Kim’s journey to becoming one of the leaders of the explosive growth in mobile ad tech is not the standard route through Stanford or MIT. She grew up in Portland, Oregon where her dad is a real estate developer and mother an organizational behavior consultant. “It’s a great place to grow up. Both my parents were entrepreneurs actually, so that’s definitely in my DNA,” says Perell.
“I think when you look at it I love to build great businesses and scale them but I also love the people. So I think it’s a great mix of probably both of them, which has been a cornerstone to my success.”
While she loved the outdoors growing up in Portland, she went to college at Pepperdine in Malibu, California where the sun always shines. After graduating she started working for Xdrive (a sort of early version of Dropbox), which had raised an astonishing $120 million dollars during the height of the dotcom boom, only to go bankrupt a few short years later. The experience turned out to be foundational for her.
“I’m excellent at execution, the division I ran was the only division that made money. I was like ‘hey wait a second, I think there’s something wrong here.’ So I was actually able to monetize the subscribers via advertising, and that created the only revenue stream in the company at the time. And I was able to build it and scale it. And I thought, ‘hey if I can do this inside as an intraprenuer, I can do it outside as an entrepreneur’.”
After the company went bust, Perell followed her then sweetheart and now husband to Hawaii and set up shop as digital advertising service which she would build into Frontline Direct.
“I think it was a great time because it was a bad time–great companies are built in bad times, I truly believe that. Building the business was hard, but I think it taught me a lot of lessons in really making sure we focus on the bottom line.
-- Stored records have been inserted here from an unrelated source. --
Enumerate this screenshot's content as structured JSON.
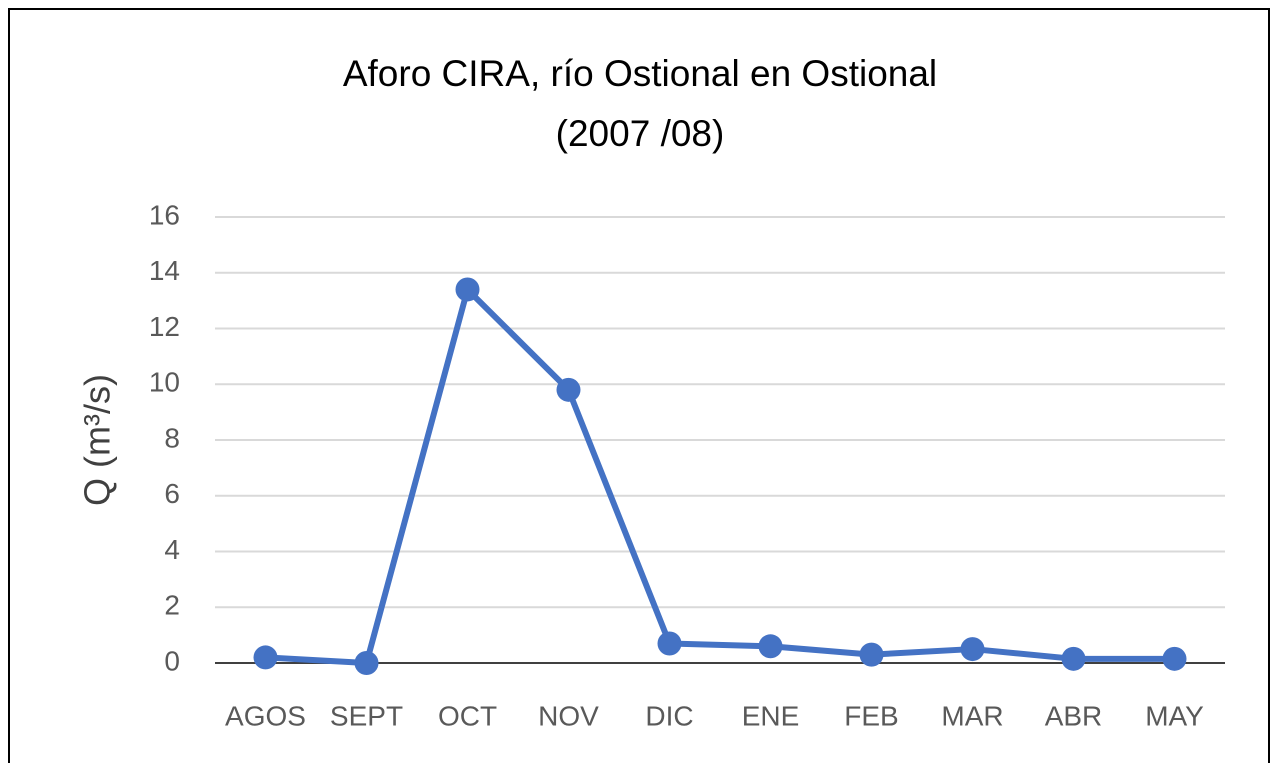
{
  "chart_data": {
    "type": "line",
    "title": "Aforo CIRA, río Ostional en Ostional",
    "subtitle": "(2007 /08)",
    "y_label": "Q (m³/s)",
    "categories": [
      "AGOS",
      "SEPT",
      "OCT",
      "NOV",
      "DIC",
      "ENE",
      "FEB",
      "MAR",
      "ABR",
      "MAY"
    ],
    "series": [
      {
        "name": "Q",
        "color": "#4472c4",
        "values": [
          0.2,
          0.0,
          13.4,
          9.8,
          0.7,
          0.6,
          0.3,
          0.5,
          0.15,
          0.15
        ]
      }
    ],
    "ylim": [
      0,
      16
    ],
    "yticks": [
      0,
      2,
      4,
      6,
      8,
      10,
      12,
      14,
      16
    ],
    "grid": true
  }
}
I think that was number one, which is making sure we had the cash flow to continue to be in business. I also had to make sure we had a lot of very talented people to execute and then grow the business. We doubled revenue every year,” says Perell. The company was then in a strong positon but Kim decided to sell the company in 2008 to enhance their ability to be a global player.
“I love being an entrepreneur. What really differentiates success from failure is grit. Everyone faces up and downs, but the defining factor is not the absence of the difficultly that we’re going to face. When you look at my track record, I’ve been able to build businesses in the hardest times. I think I’m truly passionate about execution. High IQ doesn’t always equal success. It takes much more than a good idea to be successful, and I think I’m living proof of that.”
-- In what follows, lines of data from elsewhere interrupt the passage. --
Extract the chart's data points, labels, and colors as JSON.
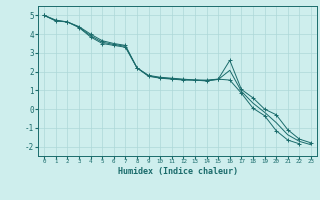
{
  "xlabel": "Humidex (Indice chaleur)",
  "bg_color": "#ceeeed",
  "grid_color": "#aed8d8",
  "line_color": "#1a6b6b",
  "xlim": [
    -0.5,
    23.5
  ],
  "ylim": [
    -2.5,
    5.5
  ],
  "yticks": [
    -2,
    -1,
    0,
    1,
    2,
    3,
    4,
    5
  ],
  "xticks": [
    0,
    1,
    2,
    3,
    4,
    5,
    6,
    7,
    8,
    9,
    10,
    11,
    12,
    13,
    14,
    15,
    16,
    17,
    18,
    19,
    20,
    21,
    22,
    23
  ],
  "line1_x": [
    0,
    1,
    2,
    3,
    4,
    5,
    6,
    7,
    8,
    9,
    10,
    11,
    12,
    13,
    14,
    15,
    16,
    17,
    18,
    19,
    20,
    21,
    22,
    23
  ],
  "line1_y": [
    5.0,
    4.75,
    4.65,
    4.4,
    4.0,
    3.65,
    3.5,
    3.4,
    2.2,
    1.8,
    1.7,
    1.65,
    1.6,
    1.55,
    1.55,
    1.6,
    1.55,
    0.85,
    0.05,
    -0.35,
    -1.15,
    -1.65,
    -1.85,
    null
  ],
  "line2_x": [
    0,
    1,
    2,
    3,
    4,
    5,
    6,
    7,
    8,
    9,
    10,
    11,
    12,
    13,
    14,
    15,
    16,
    17,
    18,
    19,
    20,
    21,
    22,
    23
  ],
  "line2_y": [
    5.0,
    4.7,
    4.65,
    4.35,
    3.85,
    3.5,
    3.4,
    3.3,
    2.2,
    1.75,
    1.65,
    1.6,
    1.55,
    1.55,
    1.5,
    1.6,
    2.6,
    1.05,
    0.6,
    0.0,
    -0.3,
    -1.1,
    -1.6,
    -1.8
  ],
  "line3_x": [
    0,
    1,
    2,
    3,
    4,
    5,
    6,
    7,
    8,
    9,
    10,
    11,
    12,
    13,
    14,
    15,
    16,
    17,
    18,
    19,
    20,
    21,
    22,
    23
  ],
  "line3_y": [
    5.0,
    4.72,
    4.65,
    4.37,
    3.92,
    3.57,
    3.45,
    3.35,
    2.2,
    1.77,
    1.67,
    1.62,
    1.57,
    1.55,
    1.52,
    1.58,
    2.07,
    0.95,
    0.32,
    -0.17,
    -0.72,
    -1.37,
    -1.72,
    -1.9
  ]
}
As for the future of Amobee?
“We’re continuing to look at new and unique ways to reach consumers as we continue to be agile and move with the market. Providing new ways to reach millennial’s, offering features advertisers are looking for in terms of location-based messaging, creative ways to interpret branding, along with content sharing and discovery will be key to our continued success. Our goal is to drive success for the marketer and better outcomes for the business,” says Perell.